Marston noted that because the plant is on land owned by the U.S. Navy, SONGS Decommissioning Solutions will also have to meet federal regulatory requirements under the National Environmental Policy Act. That will include securing lease extensions for the property, which now fully expire in 2024.

The status of the spent fuel left at the site is beyond the scope of SONGS Decommissioning Solutions contract. Holtec International has been contracted for transfer and storage of the radioactive material from Units 2 and 3 on an expanded ISFSI that already holds the Unit 1 fuel assemblies.

As of the latest update from Southern California Edison, on June 1, Holtec had relocated 444 fuel assemblies from wet storage to dry storage.
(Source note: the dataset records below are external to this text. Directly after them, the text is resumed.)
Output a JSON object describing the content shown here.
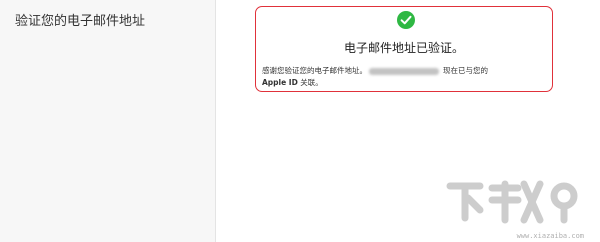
{
  "sidebar": {
    "title": "验证您的电子邮件地址"
  },
  "notice": {
    "icon": "green-checkmark-icon",
    "accent_color": "#e0313a",
    "check_color": "#2fb843",
    "heading": "电子邮件地址已验证。",
    "body_prefix": "感谢您验证您的电子邮件地址。",
    "body_suffix": "现在已与您的",
    "apple_id": "Apple ID",
    "body_end": "关联。"
  },
  "watermark": {
    "text": "www.xiazaiba.com"
  }
}
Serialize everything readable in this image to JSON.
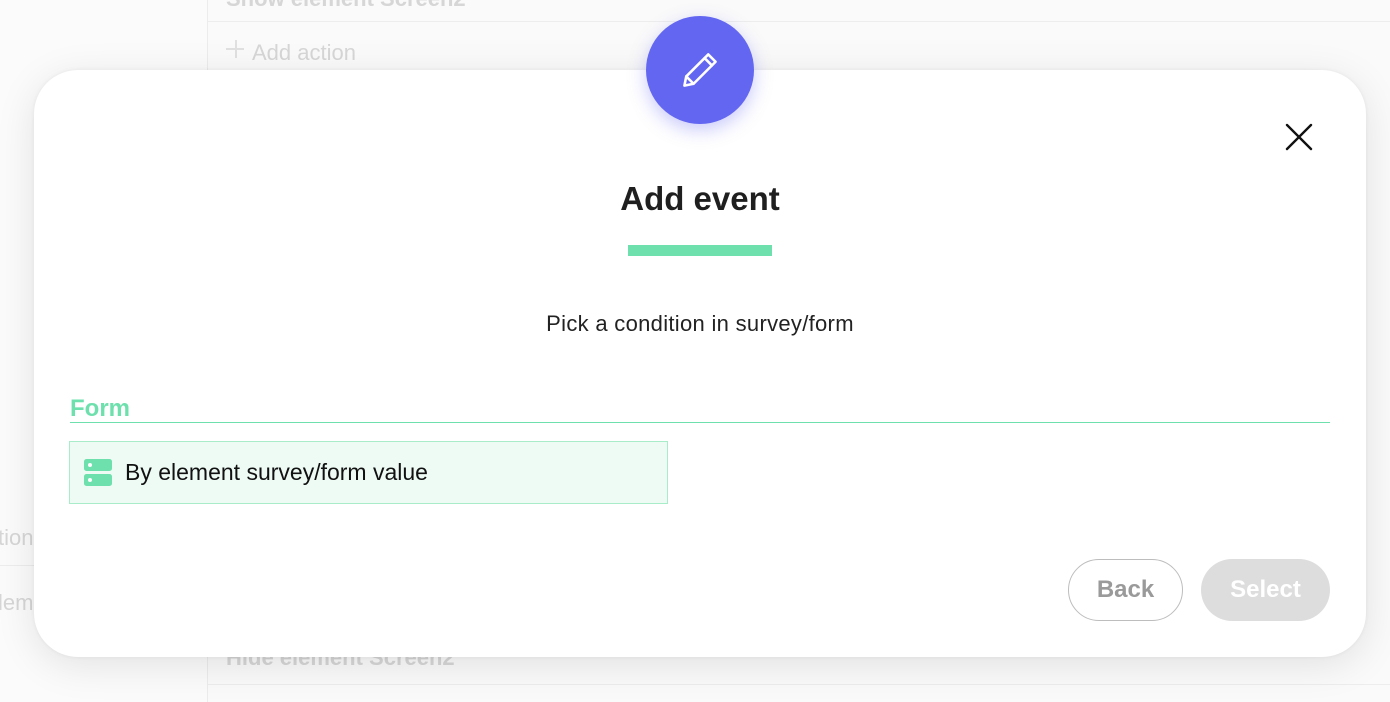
{
  "background": {
    "row_top_text": "Show element Screen2",
    "add_action_label": "Add action",
    "left_frag_1": "tion",
    "left_frag_2": "lem",
    "row_bottom_text": "Hide element Screen2"
  },
  "modal": {
    "badge_icon": "pencil-icon",
    "close_icon": "close-icon",
    "title": "Add event",
    "subtitle": "Pick a condition in survey/form",
    "section": {
      "heading": "Form",
      "options": [
        {
          "icon": "server-list-icon",
          "label": "By element survey/form value"
        }
      ]
    },
    "buttons": {
      "back": "Back",
      "select": "Select"
    }
  },
  "colors": {
    "accent_purple": "#6366f1",
    "accent_green": "#6ee0ad",
    "option_bg": "#eefbf5",
    "select_disabled": "#dddddd"
  }
}
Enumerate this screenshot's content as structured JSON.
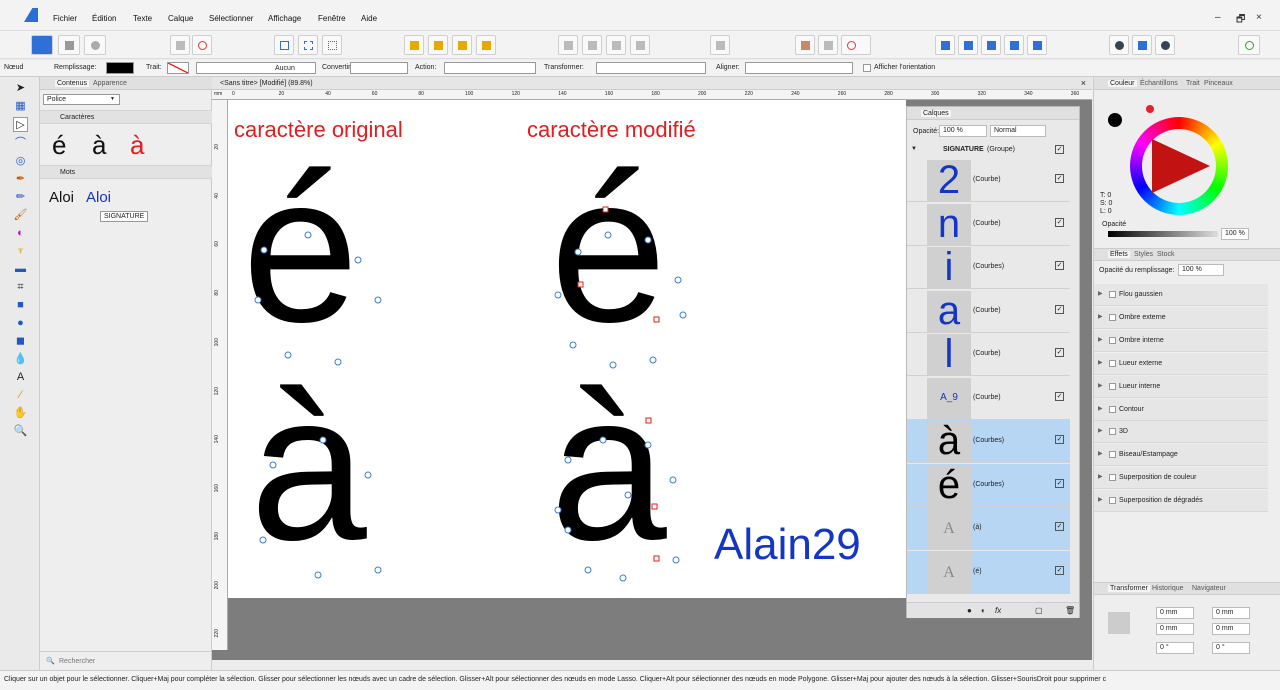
{
  "menu": [
    "Fichier",
    "Édition",
    "Texte",
    "Calque",
    "Sélectionner",
    "Affichage",
    "Fenêtre",
    "Aide"
  ],
  "window_controls": {
    "minimize": "–",
    "restore": "🗗",
    "close": "×"
  },
  "context": {
    "mode": "Nœud",
    "fill_label": "Remplissage:",
    "stroke_label": "Trait:",
    "stroke_none": "Aucun",
    "convert_label": "Convertir:",
    "action_label": "Action:",
    "transform_label": "Transformer:",
    "align_label": "Aligner:",
    "show_orientation": "Afficher l'orientation"
  },
  "left_panel": {
    "tab_contents": "Contenus",
    "tab_appearance": "Apparence",
    "font_dropdown": "Police",
    "section_chars": "Caractères",
    "chars": [
      "é",
      "à",
      "à"
    ],
    "section_words": "Mots",
    "words": [
      "Aloi",
      "Aloi"
    ],
    "tooltip": "SIGNATURE",
    "search_placeholder": "Rechercher"
  },
  "document": {
    "tab_title": "<Sans titre> [Modifié] (89.8%)",
    "ruler_unit": "mm",
    "h_ticks": [
      "0",
      "20",
      "40",
      "60",
      "80",
      "100",
      "120",
      "140",
      "160",
      "180",
      "200",
      "220",
      "240",
      "260",
      "280",
      "300",
      "320",
      "340",
      "360"
    ],
    "v_ticks": [
      "20",
      "40",
      "60",
      "80",
      "100",
      "120",
      "140",
      "160",
      "180",
      "200",
      "220"
    ]
  },
  "canvas": {
    "label_original": "caractère original",
    "label_modified": "caractère modifié",
    "char_e": "é",
    "char_a": "à",
    "signature": "Alain29"
  },
  "layers": {
    "title": "Calques",
    "opacity_label": "Opacité:",
    "opacity_value": "100 %",
    "blend_value": "Normal",
    "group_name": "SIGNATURE",
    "group_suffix": "(Groupe)",
    "rows": [
      {
        "label": "(Courbe)",
        "thumb": "2",
        "selected": false
      },
      {
        "label": "(Courbe)",
        "thumb": "n",
        "selected": false
      },
      {
        "label": "(Courbes)",
        "thumb": "i",
        "selected": false
      },
      {
        "label": "(Courbe)",
        "thumb": "a",
        "selected": false
      },
      {
        "label": "(Courbe)",
        "thumb": "l",
        "selected": false
      },
      {
        "label": "(Courbe)",
        "thumb": "A_9",
        "selected": false
      },
      {
        "label": "(Courbes)",
        "thumb": "à",
        "selected": true
      },
      {
        "label": "(Courbes)",
        "thumb": "é",
        "selected": true
      },
      {
        "label": "(à)",
        "thumb": "A",
        "selected": true
      },
      {
        "label": "(é)",
        "thumb": "A",
        "selected": true
      }
    ]
  },
  "color_panel": {
    "tabs": [
      "Couleur",
      "Échantillons",
      "Trait",
      "Pinceaux"
    ],
    "t": "T: 0",
    "s": "S: 0",
    "l": "L: 0",
    "opacity_label": "Opacité",
    "opacity_value": "100 %",
    "fill_color": "#e8202a"
  },
  "effects_panel": {
    "tabs": [
      "Effets",
      "Styles",
      "Stock"
    ],
    "fill_opacity_label": "Opacité du remplissage:",
    "fill_opacity_value": "100 %",
    "effects": [
      "Flou gaussien",
      "Ombre externe",
      "Ombre interne",
      "Lueur externe",
      "Lueur interne",
      "Contour",
      "3D",
      "Biseau/Estampage",
      "Superposition de couleur",
      "Superposition de dégradés"
    ]
  },
  "transform_panel": {
    "tabs": [
      "Transformer",
      "Historique",
      "Navigateur"
    ],
    "x": "0 mm",
    "y": "0 mm",
    "l": "0 mm",
    "h": "0 mm",
    "r": "0 °",
    "s": "0 °"
  },
  "status": {
    "text": "Cliquer sur un objet pour le sélectionner. Cliquer+Maj pour compléter la sélection. Glisser pour sélectionner les nœuds avec un cadre de sélection. Glisser+Alt pour sélectionner des nœuds en mode Lasso. Cliquer+Alt pour sélectionner des nœuds en mode Polygone. Glisser+Maj pour ajouter des nœuds à la sélection. Glisser+SourisDroit pour supprimer c"
  },
  "colors": {
    "accent": "#2f6fd8",
    "red": "#e11e1e",
    "sig_blue": "#1336c4"
  }
}
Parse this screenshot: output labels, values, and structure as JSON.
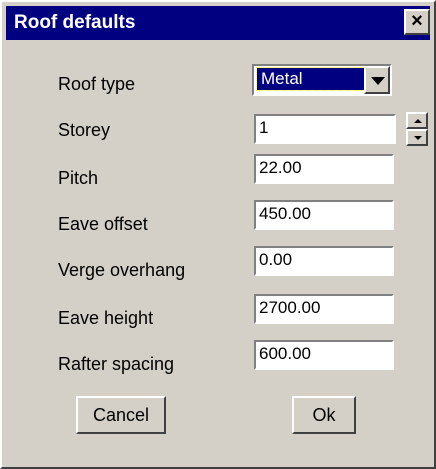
{
  "window": {
    "title": "Roof defaults",
    "close_label": "×"
  },
  "form": {
    "roof_type": {
      "label": "Roof type",
      "value": "Metal"
    },
    "storey": {
      "label": "Storey",
      "value": "1"
    },
    "pitch": {
      "label": "Pitch",
      "value": "22.00"
    },
    "eave_offset": {
      "label": "Eave offset",
      "value": "450.00"
    },
    "verge_overhang": {
      "label": "Verge overhang",
      "value": "0.00"
    },
    "eave_height": {
      "label": "Eave height",
      "value": "2700.00"
    },
    "rafter_spacing": {
      "label": "Rafter spacing",
      "value": "600.00"
    }
  },
  "buttons": {
    "cancel": "Cancel",
    "ok": "Ok"
  }
}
Another 74 assemblies were in transit and 2,150 assemblies remained in the cooling pool. The transfer is expected to be completed in 2019.

To settle a state lawsuit brought by a local citizens’ group, the utility agreed last year to seek “commercially reasonable” means for moving the used fuel off-site. Failing that, it will likely have to wait for the Department of Energy to take the waste, as required by Congress in 1982. The department is already more than two decades behind its Jan. 31, 1998, deadline to begin disposal of spent fuel from U.S. nuclear reactors.